Loss function precision with AMP

BogdanSavkovic · February 22, 2022, 7:58pm

In Transfer Learning tutorial, to be able to guarantee the preciseness of loss function calculation, regarding potential difference in sizes between the last batch and other batches, we introduce running loss:

running_loss += loss.item() * inputs.size(0)

I would like to keep this approach even when using autocast and grad_scaler. In this case:

with autocast():
    outputs = model(batch_inputs)
    loss = torch.nn.CrossEntropyLoss(outputs)

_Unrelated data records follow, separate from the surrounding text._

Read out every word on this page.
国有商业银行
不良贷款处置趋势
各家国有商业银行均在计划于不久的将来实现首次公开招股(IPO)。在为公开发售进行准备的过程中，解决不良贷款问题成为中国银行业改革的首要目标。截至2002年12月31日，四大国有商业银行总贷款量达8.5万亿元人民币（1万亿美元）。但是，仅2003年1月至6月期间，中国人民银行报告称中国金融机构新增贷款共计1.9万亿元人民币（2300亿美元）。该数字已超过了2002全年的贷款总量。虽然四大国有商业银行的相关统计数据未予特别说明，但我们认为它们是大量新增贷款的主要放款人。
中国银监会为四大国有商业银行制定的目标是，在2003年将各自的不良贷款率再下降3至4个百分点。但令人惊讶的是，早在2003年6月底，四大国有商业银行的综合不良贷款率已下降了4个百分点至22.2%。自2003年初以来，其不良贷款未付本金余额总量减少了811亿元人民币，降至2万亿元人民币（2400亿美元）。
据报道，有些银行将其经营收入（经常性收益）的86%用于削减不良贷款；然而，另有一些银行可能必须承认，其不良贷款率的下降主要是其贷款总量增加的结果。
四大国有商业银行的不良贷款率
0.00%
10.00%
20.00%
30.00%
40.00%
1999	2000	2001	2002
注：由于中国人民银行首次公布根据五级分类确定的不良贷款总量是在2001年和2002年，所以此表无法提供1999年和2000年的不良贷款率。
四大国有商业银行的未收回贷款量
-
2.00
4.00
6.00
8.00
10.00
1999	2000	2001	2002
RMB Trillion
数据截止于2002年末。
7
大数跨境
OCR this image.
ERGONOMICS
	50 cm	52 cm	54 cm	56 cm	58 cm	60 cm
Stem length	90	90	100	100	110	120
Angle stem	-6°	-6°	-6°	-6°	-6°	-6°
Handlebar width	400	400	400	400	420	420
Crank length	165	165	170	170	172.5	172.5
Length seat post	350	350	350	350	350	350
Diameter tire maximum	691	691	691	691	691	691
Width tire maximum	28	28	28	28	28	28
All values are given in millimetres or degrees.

scaler.scale(loss).backward()
scaler.step(optimizer)
scaler.update()

what happens to loss?

Should it be unscaled before running_loss += loss.item() * inputs.size(0) and reported that way? Also, where would that part of code be implemented?

Thanks!

BogdanSavkovic · February 22, 2022, 8:10pm

Code sample:

def train_one_epoch(dataloader, model, optimizer, scaler, device):
   
    model.train()
    running_loss = 0.0
   
    for inputs, labels in dataloader:
         inputs, labels = inpunts.to(device), labels.to(device)
        
        optimizer.zero_grad()
        with torch.cuda.amp.autocast():
            outputs = model(inputs)
            loss = nn.CrossEntropyLoss(outputs)

        scaler.scale(loss).backward()
        scaler.step(optimizer)
        scaler.update()
    
        # is this correct or do we need unscaling somewhere?
        running_loss += loss.item() * inputs.size(0)

    return running_loss

ptrblck · February 22, 2022, 8:27pm

You could unscale the loss my multiplying it with inv_scale = 1./scaler.get_scale() before calling scaler.update().

BogdanSavkovic · February 22, 2022, 9:13pm

Can’t I just use loss before scaling it?

Also, torch docs says that crossentropy is calculated on fp32 data anyways. Does it mean that amp benefits do not apply while calculating loss this way?

ptrblck · February 22, 2022, 9:20pm

Yes, using the loss before scaling should also work.

Also yes, nn.CrossEntropyLoss needs the higher precision of float32 for its stability.